CAIRO: Local wheat procurement prices for the new season would not be less than LE 300 per ardab, local press reports quoted Minister of Agriculture Amin Abaza as saying Monday.
Experts say the new price, which is 20 percent more than last season’s — at between LE 240-260 — fails to provide sufficient incentives for farmers to boost wheat cultivation to plug the growing gap between supply and demand.
According to Ahmed Abdel Ghani, senior analyst at Cairo-based investment firm CI Capital, the new price will do little to encourage farmers to produce wheat, as their expectation sits higher at LE 350 per ardab.
As a result, he explained, farmers will choose to produce other crops in lieu of wheat, consumer staples such as beans able to command a higher price at the international level.
At a cost of LE 2,000 per feddan, wheat will be too expensive to cultivate, CI Capital highlighted in a note.
Asked whether the price demanded by local farmers was reasonable, Ghani confirmed that it was, noting that the price of fertilizers has grown markedly each year, thus driving up the cost of production.
Egypt, which is the world’s largest importer of wheat, consuming 14 million tons per year, is only able to produce enough to meet 50 percent of local demand.
Such a dynamic has increasingly placed the Arab world’s most populous country in a vulnerable situation and jeopardizing its food security environment, as well, explained Magda Kandil, executive director and director of research at the Egyptian Center for Economic Studies.
In Kandil’s eyes, last August’s wheat crisis demonstrated the weak links of Egypt’s food security armor.
Russia, the region’s top exporter of wheat, experienced a severe drought, which decimated grain production in the country, resulting in a ban on export shipments to ensure sufficient domestic supplies until the situation had been resolved.
The outcome of the ban left Egypt, one of Russia’s top export destinations, scrambling to diversify its suppliers.
Due to the persistent internal shortfall, foreign producers, most notably France and the United States — traditionally its second and third biggest providers, were able to guarantee Egypt’s demand.

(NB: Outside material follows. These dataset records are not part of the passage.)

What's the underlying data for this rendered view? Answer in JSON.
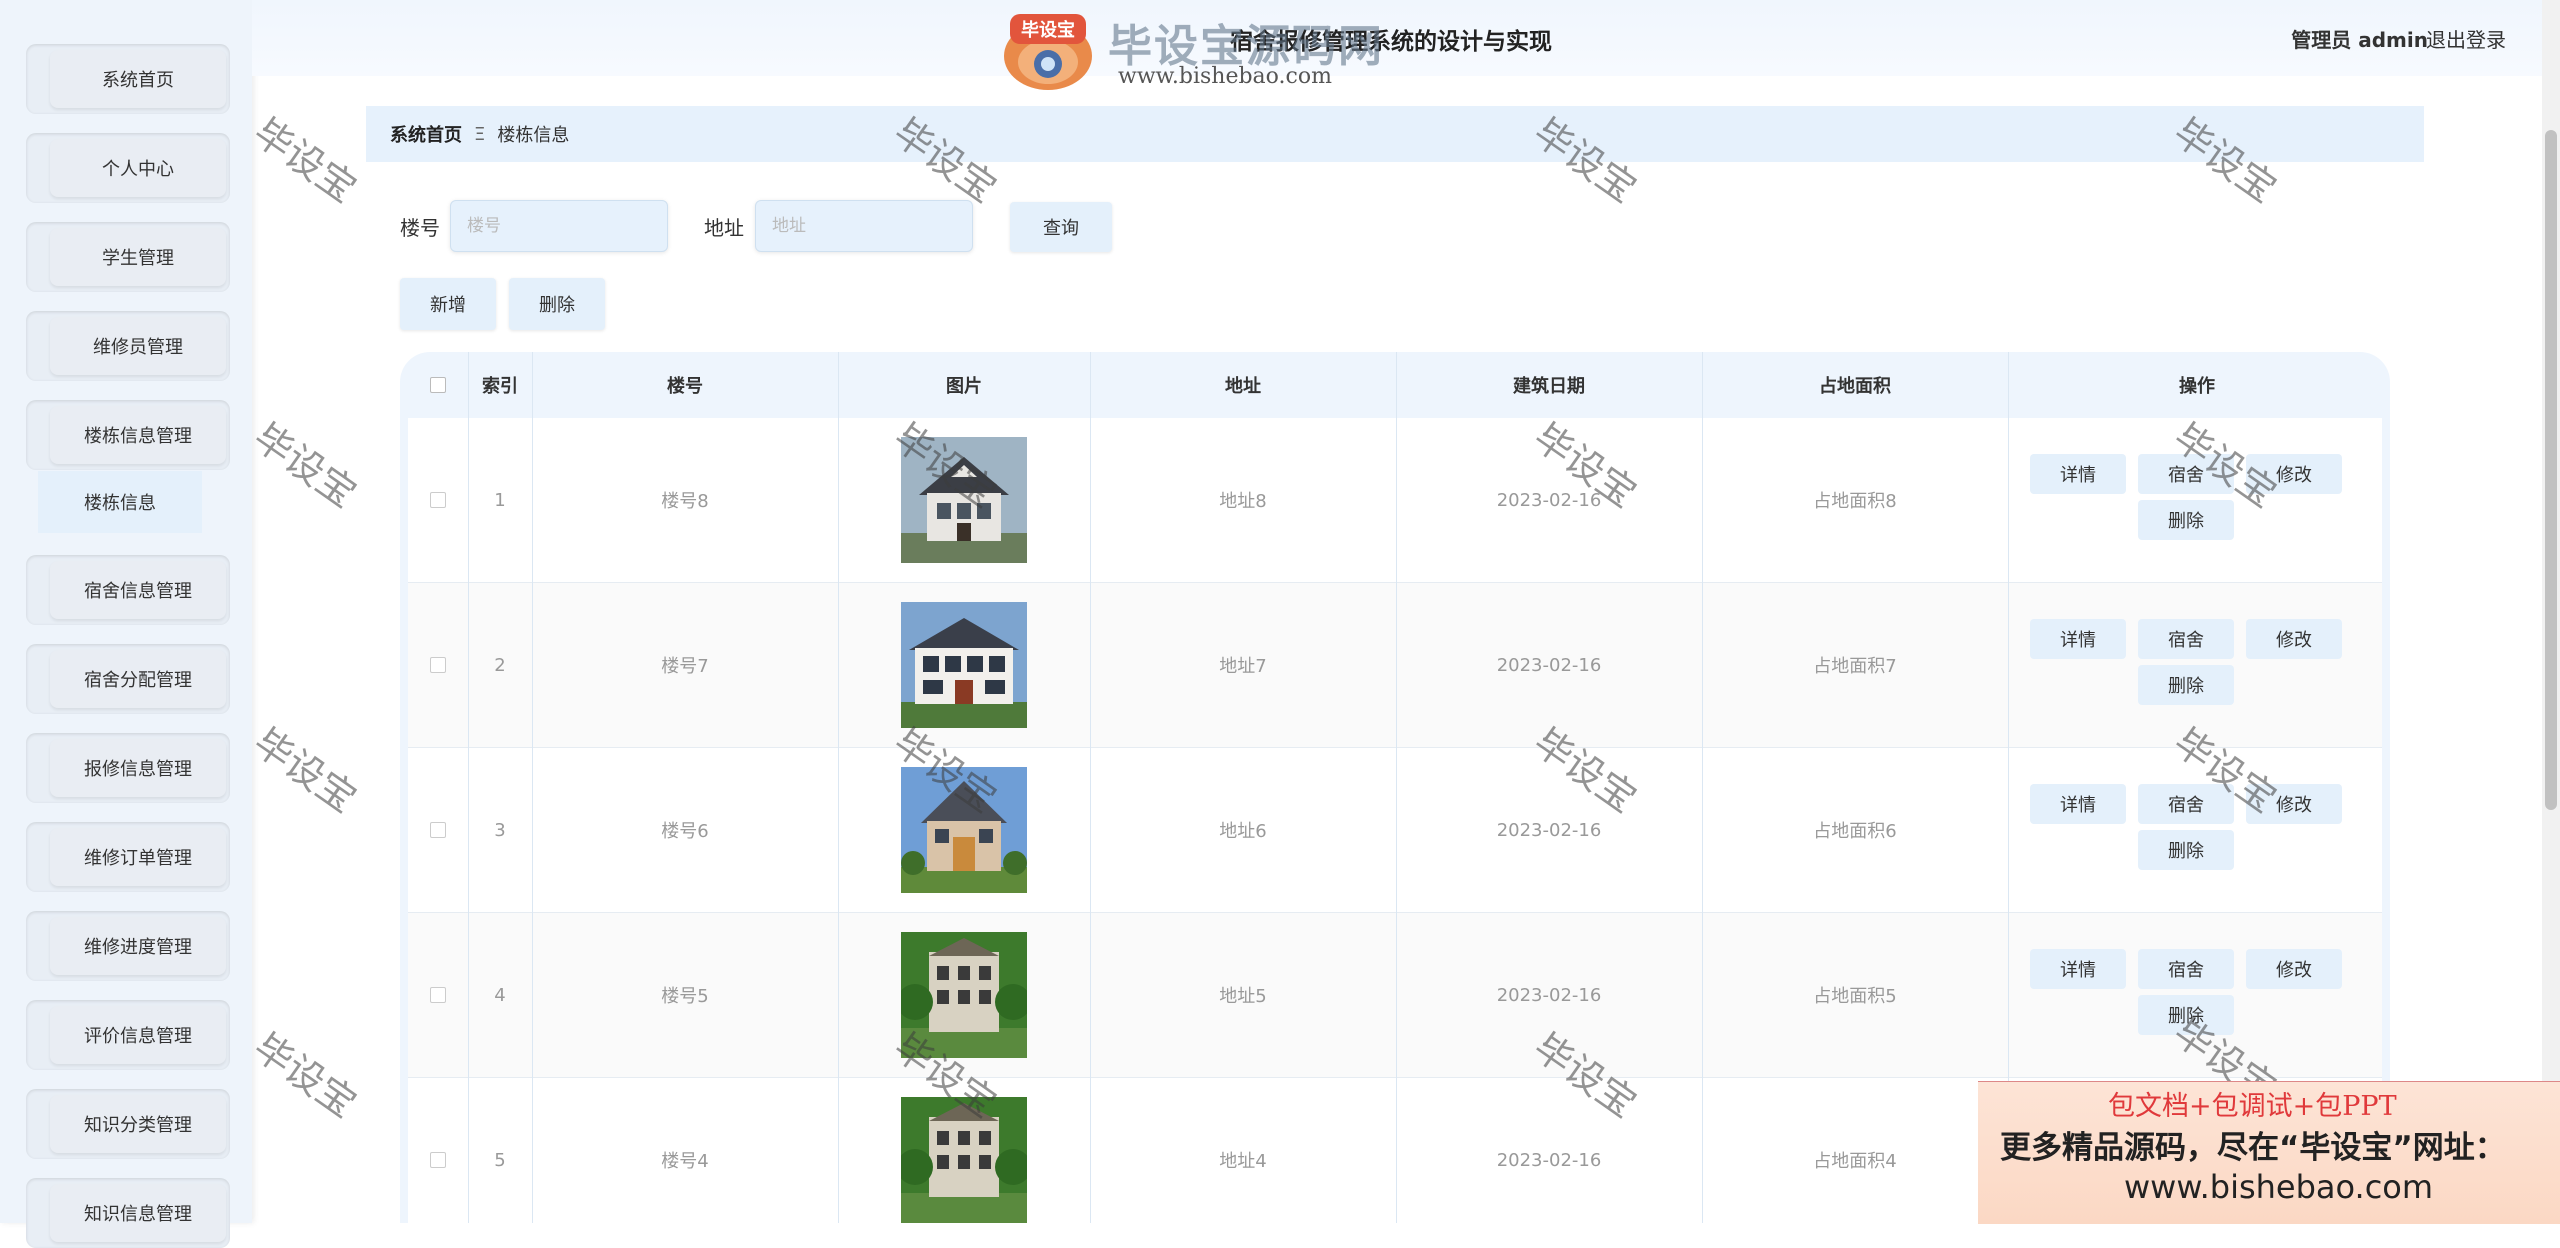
{
  "header": {
    "title": "宿舍报修管理系统的设计与实现",
    "user_label": "管理员 admin",
    "logout_label": "退出登录"
  },
  "watermark": {
    "logo_badge": "毕设宝",
    "logo_text": "毕设宝源码网",
    "logo_url": "www.bishebao.com",
    "tile": "毕设宝"
  },
  "sidebar": {
    "items": [
      {
        "label": "系统首页"
      },
      {
        "label": "个人中心"
      },
      {
        "label": "学生管理"
      },
      {
        "label": "维修员管理"
      },
      {
        "label": "楼栋信息管理"
      },
      {
        "label": "宿舍信息管理"
      },
      {
        "label": "宿舍分配管理"
      },
      {
        "label": "报修信息管理"
      },
      {
        "label": "维修订单管理"
      },
      {
        "label": "维修进度管理"
      },
      {
        "label": "评价信息管理"
      },
      {
        "label": "知识分类管理"
      },
      {
        "label": "知识信息管理"
      }
    ],
    "submenu_label": "楼栋信息"
  },
  "breadcrumb": {
    "home": "系统首页",
    "separator": "Ξ",
    "current": "楼栋信息"
  },
  "search": {
    "building_label": "楼号",
    "building_placeholder": "楼号",
    "address_label": "地址",
    "address_placeholder": "地址",
    "query_label": "查询"
  },
  "actions": {
    "add_label": "新增",
    "delete_label": "删除"
  },
  "table": {
    "columns": [
      "索引",
      "楼号",
      "图片",
      "地址",
      "建筑日期",
      "占地面积",
      "操作"
    ],
    "op_labels": {
      "detail": "详情",
      "dorm": "宿舍",
      "edit": "修改",
      "delete": "删除"
    },
    "rows": [
      {
        "index": "1",
        "building": "楼号8",
        "address": "地址8",
        "date": "2023-02-16",
        "area": "占地面积8"
      },
      {
        "index": "2",
        "building": "楼号7",
        "address": "地址7",
        "date": "2023-02-16",
        "area": "占地面积7"
      },
      {
        "index": "3",
        "building": "楼号6",
        "address": "地址6",
        "date": "2023-02-16",
        "area": "占地面积6"
      },
      {
        "index": "4",
        "building": "楼号5",
        "address": "地址5",
        "date": "2023-02-16",
        "area": "占地面积5"
      },
      {
        "index": "5",
        "building": "楼号4",
        "address": "地址4",
        "date": "2023-02-16",
        "area": "占地面积4"
      }
    ]
  },
  "ad": {
    "line1": "包文档+包调试+包PPT",
    "line2": "更多精品源码，尽在“毕设宝”网址：",
    "line3": "www.bishebao.com"
  },
  "colors": {
    "accent": "#e4f0fb",
    "sidebar_bg": "#eef4fb",
    "ad_red": "#e0393b"
  }
}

Kandil argues that simply believing that farmers will begin shifting focus on other crops as an adequate solution to the wheat problem ignores the core issue at play.
She explained that the root of the problem continues to be the government’s subsidy system for wheat, in which the government procures wheat from producers at a guaranteed, stable price. To date, this price has been insufficient in motivating Egyptian farmers to produce enough wheat for local consumption. As a result, domestic supply has been consistently falling short of local demand.
The government’s decision to raise the procurement price for wheat to LE 300 per ardab, which was taken as a measure to stem this ongoing problem, is in Kandil’s view, “a step in the right direction toward eliminating the distortion,” but still falls short.
“The current situation is not sustainable, and the subsidy system is economically inefficient” she warned. To truly eliminate the distortion, she continued, the supply of wheat produced locally must rise.
As the price of flour is subsidized — due to the pre-determined wheat procurement price — it results in a situation of excessive consumption, and an undervaluation in the price of baked goods, such as bread, a major consumer item, she said.
To resolve this dilemma, Kandil believes that a complete reform of the subsidy system is called for, adding that farmers must be provided with further incentives to grow wheat, and that the subsidies should be targeted with higher precision to ensure that they reach those who truly need them.
Such a reform, she stated, would result in economic savings for the government, which would provide it with newfound resources to redirect to other services and subsidies to tackle equally pressing obstacles.